For the mushrooms, any variety will do. If you’re going for a simple but still very tasty dish go with the cremini over button, they have more flavour. If you want to take it up a notch, add in some shiitake or oyster mushrooms, as well as some dried varieties, such as porcini. The possibilities are endless. Just be sure to soak the dried mushrooms in hot water to rehydrate before using.
The addition of little cubes of cheese that melt during baking is optional, but soooo tasty. I used a specialty local goat cheddar by Jensen that I purchased from my butcher, VG Meats. If you live in the Hamilton area, go to VG and buy it, or look for it in your specialty shops – it’s fantastic! It has all the flavour of chèvre but the texture of a cheddar. It melts beautifully in the cottage pie and lends another level of earthy richness to this dish. If you can’t get your hands on this then a sharp cheddar or Gruyère would be very nice. Whatever you choose, pick something that packs a punch!
Adapted by Mushroom Parmentier, by Laura Calder
Serves 4 to 6
3 pounds sweet potatoes (or a mixture of sweet potatoes and Yukon gold potatoes)
4 cloves garlic, peeled and kept whole
1 tablespoon butter
2 tablespoons sour cream
1/4 to 1/2 cup milk (depends on how creamy you like your mashed potatoes)
1/2 cup cubed cheese, I used goat cheddar (optional)
1 cup brown lentils, rinsed
2 tablespoons butter
1 tablespoon olive oil
1 onion, chopped
2 pounds cremini mushrooms, cleaned and quartered (or assorted fresh mushrooms of your choice)
3 cloves garlic, minced
2 tablespoons fresh thyme, minced
1/2 cup white wine
1/2 cup stock or water (if you are using dried mushrooms, use the soaking liquid)
Salt and pepper to taste
1 tablespoon butter
1 tablespoon flour
1/2 cup grated Parmigiano-Reggiano (optional)

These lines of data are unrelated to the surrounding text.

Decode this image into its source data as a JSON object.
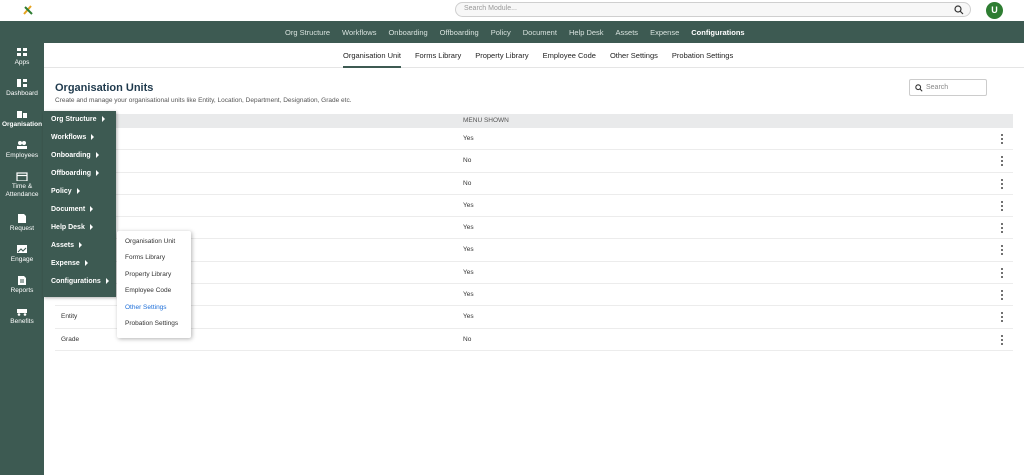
{
  "topbar": {
    "search_placeholder": "Search Module...",
    "avatar_initial": "U"
  },
  "module_nav": [
    {
      "label": "Org Structure",
      "active": false
    },
    {
      "label": "Workflows",
      "active": false
    },
    {
      "label": "Onboarding",
      "active": false
    },
    {
      "label": "Offboarding",
      "active": false
    },
    {
      "label": "Policy",
      "active": false
    },
    {
      "label": "Document",
      "active": false
    },
    {
      "label": "Help Desk",
      "active": false
    },
    {
      "label": "Assets",
      "active": false
    },
    {
      "label": "Expense",
      "active": false
    },
    {
      "label": "Configurations",
      "active": true
    }
  ],
  "sidebar": [
    {
      "label": "Apps",
      "icon": "apps-grid-icon"
    },
    {
      "label": "Dashboard",
      "icon": "dashboard-icon"
    },
    {
      "label": "Organisation",
      "icon": "organisation-icon",
      "active": true
    },
    {
      "label": "Employees",
      "icon": "employees-icon"
    },
    {
      "label": "Time & Attendance",
      "icon": "calendar-icon"
    },
    {
      "label": "Request",
      "icon": "request-icon"
    },
    {
      "label": "Engage",
      "icon": "engage-icon"
    },
    {
      "label": "Reports",
      "icon": "reports-icon"
    },
    {
      "label": "Benefits",
      "icon": "benefits-icon"
    }
  ],
  "sub_nav": [
    {
      "label": "Organisation Unit",
      "active": true
    },
    {
      "label": "Forms Library",
      "active": false
    },
    {
      "label": "Property Library",
      "active": false
    },
    {
      "label": "Employee Code",
      "active": false
    },
    {
      "label": "Other Settings",
      "active": false
    },
    {
      "label": "Probation Settings",
      "active": false
    }
  ],
  "page": {
    "title": "Organisation Units",
    "subtitle": "Create and manage your organisational units like Entity, Location, Department, Designation, Grade etc.",
    "search_placeholder": "Search"
  },
  "table": {
    "col2_header": "MENU SHOWN",
    "rows": [
      {
        "name": "",
        "menu": "Yes"
      },
      {
        "name": "",
        "menu": "No"
      },
      {
        "name": "",
        "menu": "No"
      },
      {
        "name": "",
        "menu": "Yes"
      },
      {
        "name": "",
        "menu": "Yes"
      },
      {
        "name": "",
        "menu": "Yes"
      },
      {
        "name": "",
        "menu": "Yes"
      },
      {
        "name": "",
        "menu": "Yes"
      },
      {
        "name": "Entity",
        "menu": "Yes"
      },
      {
        "name": "Grade",
        "menu": "No"
      }
    ]
  },
  "flyout_main": [
    "Org Structure",
    "Workflows",
    "Onboarding",
    "Offboarding",
    "Policy",
    "Document",
    "Help Desk",
    "Assets",
    "Expense",
    "Configurations"
  ],
  "flyout_config": [
    {
      "label": "Organisation Unit",
      "active": false
    },
    {
      "label": "Forms Library",
      "active": false
    },
    {
      "label": "Property Library",
      "active": false
    },
    {
      "label": "Employee Code",
      "active": false
    },
    {
      "label": "Other Settings",
      "active": true
    },
    {
      "label": "Probation Settings",
      "active": false
    }
  ],
  "colors": {
    "brand": "#3d5a52",
    "link_active": "#1e6fd9",
    "avatar": "#2e7d32"
  }
}
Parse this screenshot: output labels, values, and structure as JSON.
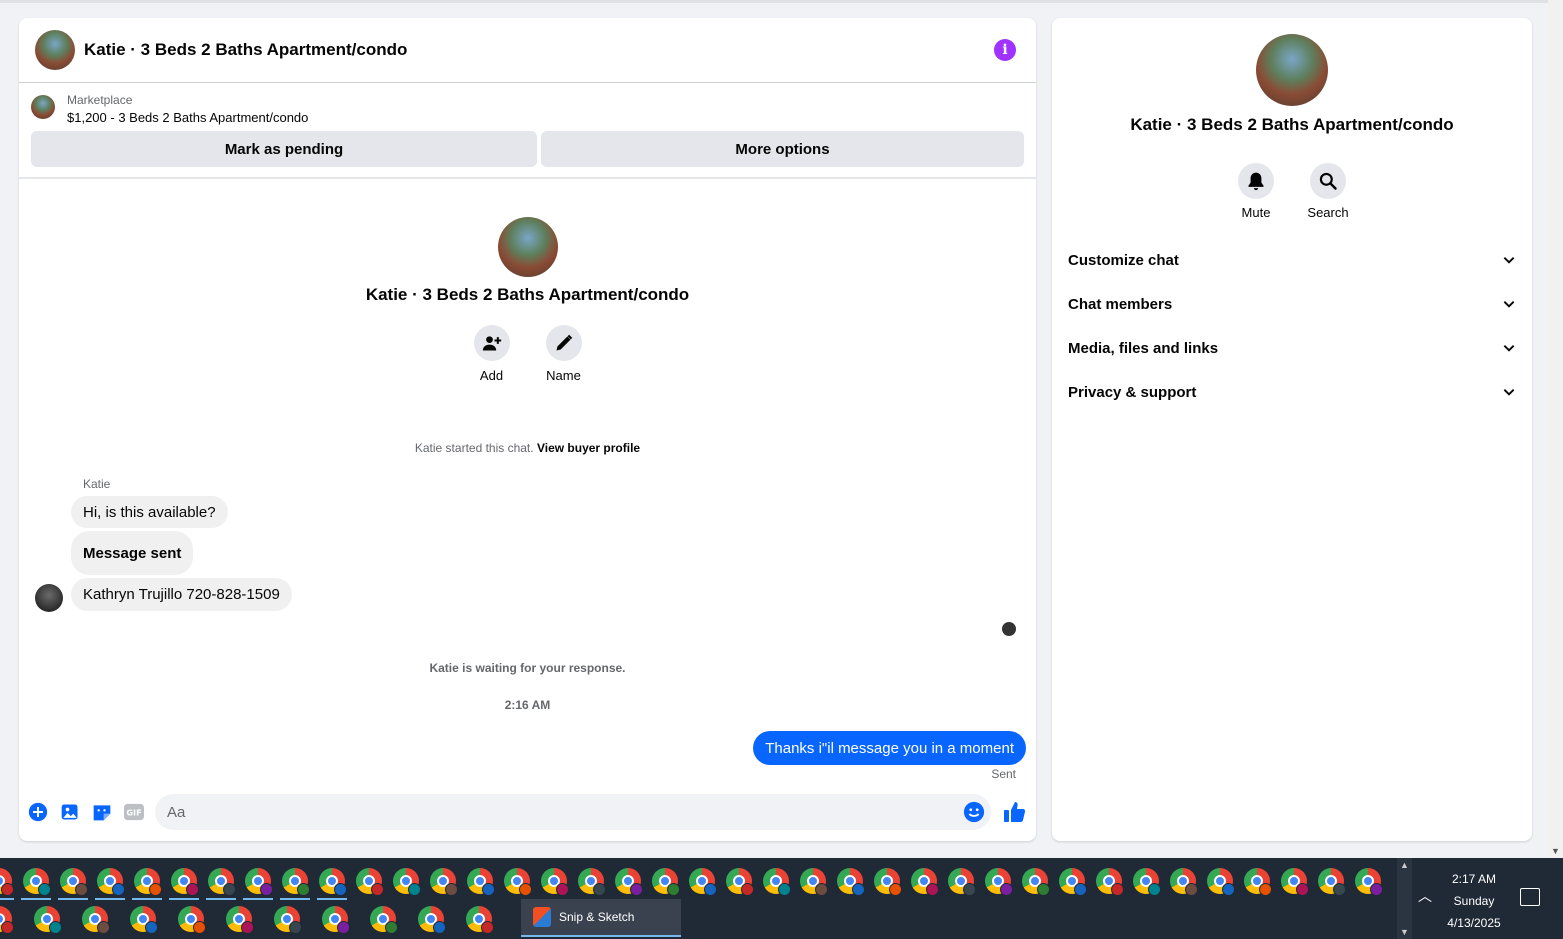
{
  "chat": {
    "title": "Katie · 3 Beds 2 Baths Apartment/condo",
    "info_icon": "info-icon",
    "marketplace_label": "Marketplace",
    "listing": "$1,200 - 3 Beds 2 Baths Apartment/condo",
    "mark_pending": "Mark as pending",
    "more_options": "More options",
    "intro_title": "Katie · 3 Beds 2 Baths Apartment/condo",
    "add_label": "Add",
    "name_label": "Name",
    "started_text": "Katie started this chat.",
    "view_buyer_profile": "View buyer profile",
    "sender_name": "Katie",
    "messages_in": [
      "Hi, is this available?",
      "Message sent",
      "Kathryn Trujillo 720-828-1509"
    ],
    "waiting_text": "Katie is waiting for your response.",
    "timestamp": "2:16 AM",
    "message_out": "Thanks i\"il message you in a moment",
    "sent_label": "Sent",
    "input_placeholder": "Aa"
  },
  "info_panel": {
    "title": "Katie · 3 Beds 2 Baths Apartment/condo",
    "mute_label": "Mute",
    "search_label": "Search",
    "sections": [
      "Customize chat",
      "Chat members",
      "Media, files and links",
      "Privacy & support"
    ]
  },
  "taskbar": {
    "snip_label": "Snip & Sketch",
    "time": "2:17 AM",
    "day": "Sunday",
    "date": "4/13/2025"
  },
  "colors": {
    "accent_blue": "#0866ff",
    "info_purple": "#a033ff",
    "bubble_gray": "#f0f0f0"
  }
}
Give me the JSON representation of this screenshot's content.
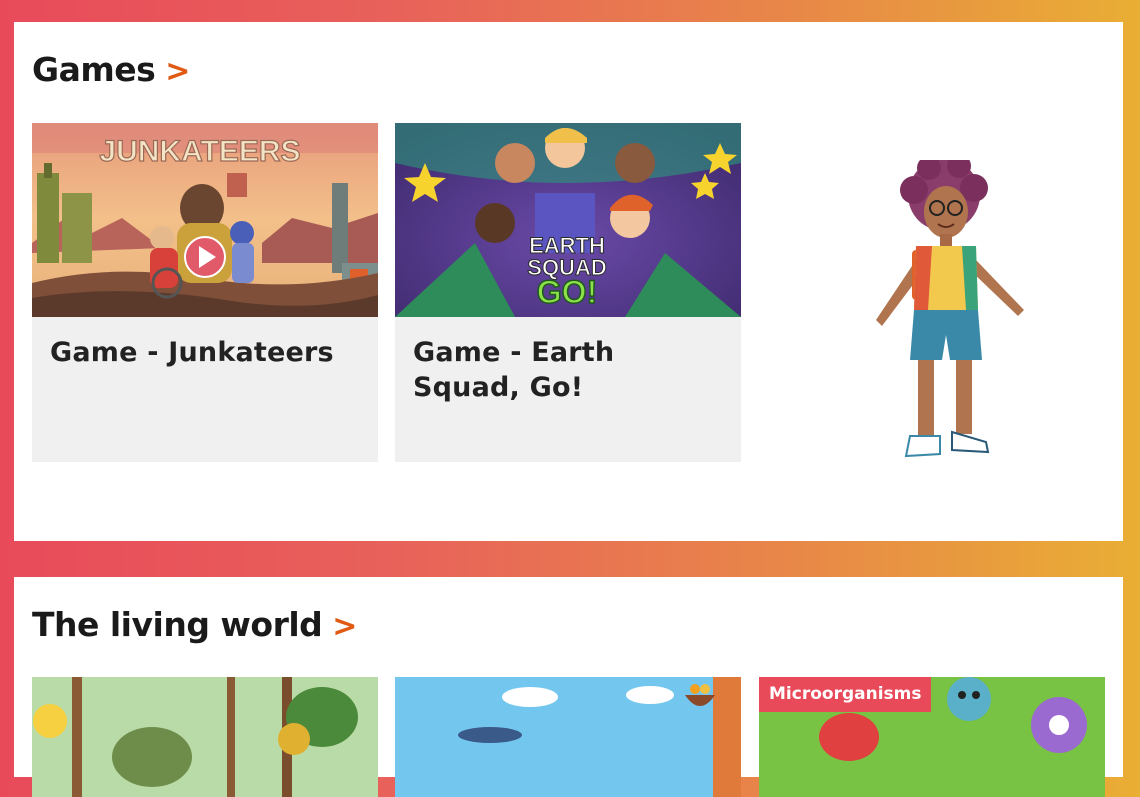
{
  "colors": {
    "accent": "#e05a14",
    "tag_bg": "#e84a5a",
    "card_body": "#f0f0f0"
  },
  "games": {
    "heading": "Games",
    "chevron": ">",
    "cards": [
      {
        "title": "Game - Junkateers",
        "logo": "JUNKATEERS",
        "icon": "play-icon"
      },
      {
        "title": "Game - Earth Squad, Go!",
        "logo_line1": "EARTH",
        "logo_line2": "SQUAD",
        "logo_line3": "GO!"
      }
    ]
  },
  "living_world": {
    "heading": "The living world",
    "chevron": ">",
    "cards": [
      {
        "tag": ""
      },
      {
        "tag": ""
      },
      {
        "tag": "Microorganisms"
      }
    ]
  }
}
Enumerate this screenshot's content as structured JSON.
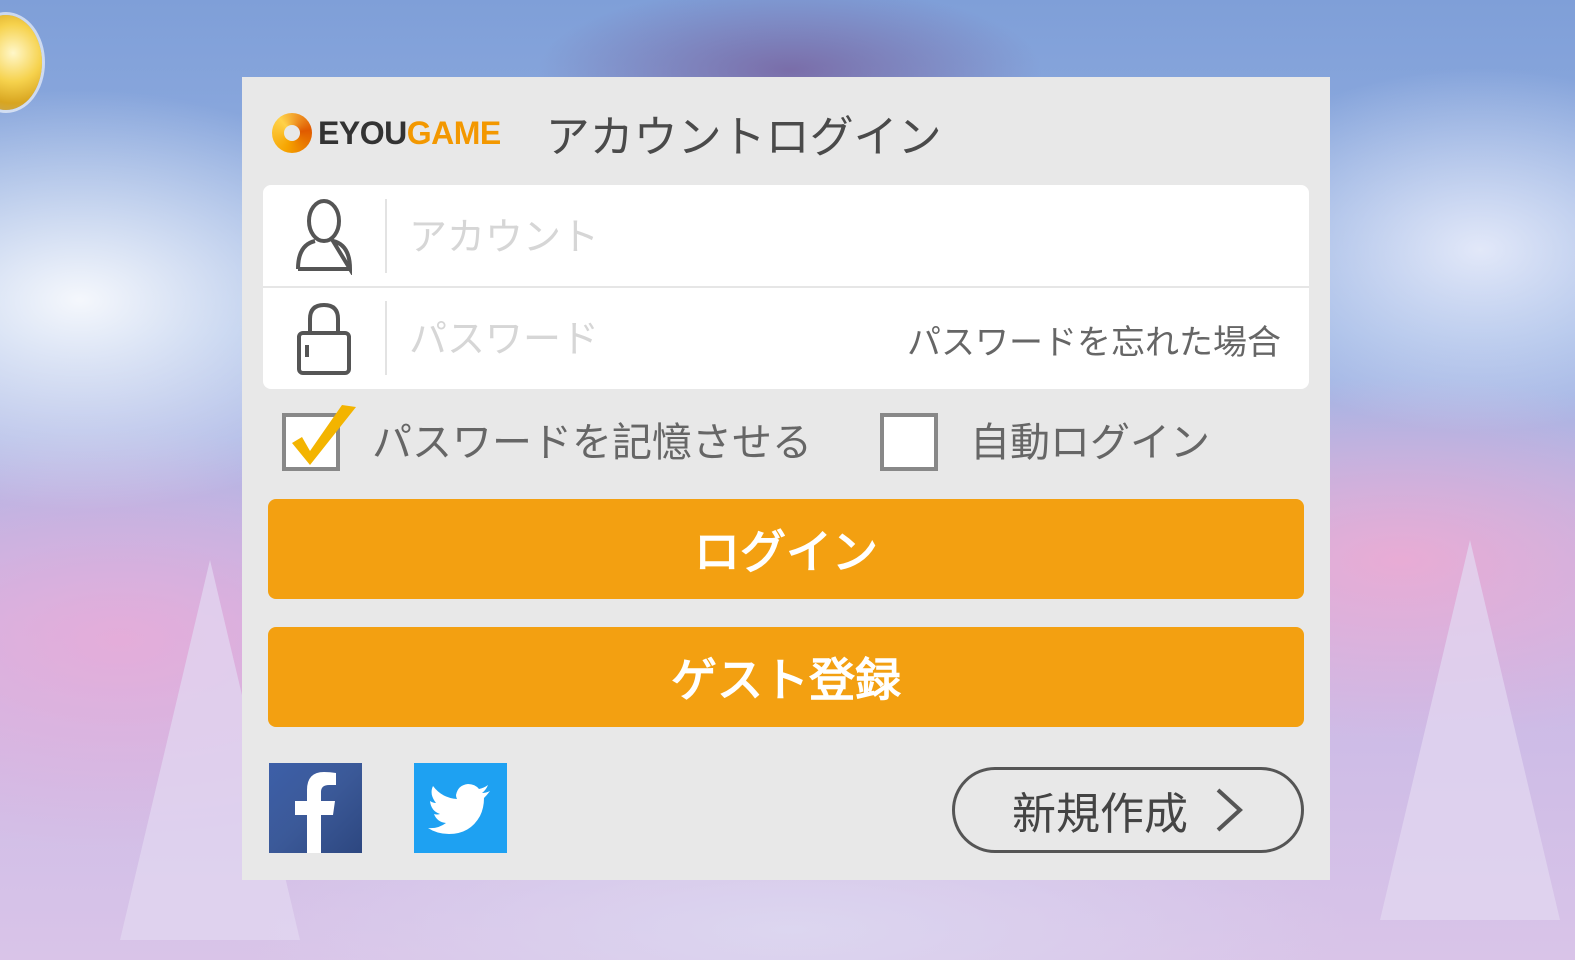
{
  "brand": {
    "name_part1": "EYOU",
    "name_part2": "GAME",
    "accent_color": "#f39800"
  },
  "dialog": {
    "title": "アカウントログイン"
  },
  "form": {
    "account": {
      "placeholder": "アカウント",
      "value": "",
      "icon": "user-icon"
    },
    "password": {
      "placeholder": "パスワード",
      "value": "",
      "icon": "lock-icon"
    },
    "forgot_link": "パスワードを忘れた場合"
  },
  "options": {
    "remember_password": {
      "label": "パスワードを記憶させる",
      "checked": true
    },
    "auto_login": {
      "label": "自動ログイン",
      "checked": false
    }
  },
  "buttons": {
    "login": "ログイン",
    "guest_register": "ゲスト登録",
    "create_new": "新規作成",
    "color": "#f3a011"
  },
  "social": {
    "facebook": {
      "icon": "facebook-icon",
      "color": "#3b5998"
    },
    "twitter": {
      "icon": "twitter-icon",
      "color": "#1ea1f2"
    }
  }
}
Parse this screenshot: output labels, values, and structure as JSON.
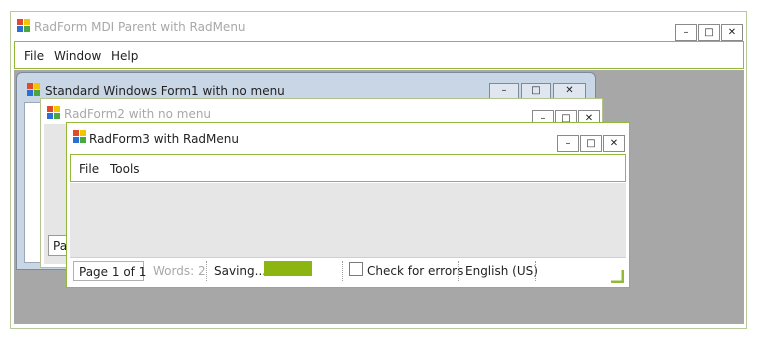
{
  "parent": {
    "title": "RadForm MDI Parent with RadMenu",
    "menu": [
      "File",
      "Window",
      "Help"
    ],
    "controls": {
      "minimize": "–",
      "maximize": "□",
      "close": "✕"
    }
  },
  "form1": {
    "title": "Standard Windows Form1 with no menu",
    "controls": {
      "minimize": "–",
      "maximize": "□",
      "close": "✕"
    },
    "partial_text": "Pa"
  },
  "form2": {
    "title": "RadForm2 with no menu",
    "controls": {
      "minimize": "–",
      "maximize": "□",
      "close": "✕"
    }
  },
  "form3": {
    "title": "RadForm3 with RadMenu",
    "menu": [
      "File",
      "Tools"
    ],
    "controls": {
      "minimize": "–",
      "maximize": "□",
      "close": "✕"
    },
    "status": {
      "page": "Page 1 of 1",
      "words": "Words: 2",
      "saving": "Saving...",
      "progress": 1.0,
      "check_label": "Check for errors",
      "check_checked": false,
      "language": "English (US)"
    }
  },
  "colors": {
    "accent": "#94b83a",
    "progress": "#8db512",
    "mdi_bg": "#a7a7a7",
    "client_bg": "#e6e6e6"
  }
}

Peel and quarter your potatoes and boil until fork-tender, along with the 4 cloves of garlic (this will give you the roasted garlic flavour in your mashed potato topping, without having to take the extra step and roasting it in the oven). Drain and mash until creamy, with the butter, sour cream and milk (or however you like to make your mashed potatoes). Season generously with salt and stir in the cubed cheese. Set aside while you prepare your filling.
Cook the lentils in 2 cups of water until tender. Drain and set aside.
Preheat the oven to 350 degrees Fahrenheit. In a large pan, melt the butter and oil over medium-high heat. Add the onions and cook until translucent, about 5 minutes. Add the mushrooms and cook for 3 minutes without stirring. You want to brown the mushrooms. After 3 minutes, toss and cook for another 3 minutes without disturbing. Continue cooking until all of the moisture has evaporated. Add the garlic and thyme and cook until fragrant. Pour in the wine and reduce until about 1 tablespoon remains, then add in the stock. Bring to a simmer. In a small bowl, knead the flour and butter into a thick paste, until the flour is fully incorporated into the butter Add in little bits of the paste to thicken the sauce. Add as much or as little as you like. If you find that the sauce has become too thick, loosen it with the addition of a little water. Toss in the lentils and season with salt and pepper.
Pour the filling into an ovenproof dish and top with the mashed potatoes. Smooth out the top and sprinkle with grated Parmigiano-Reggiano if you like. Bake for 30 minutes or until the top is golden and you can see the filling bubbling up the sides. Serve warm.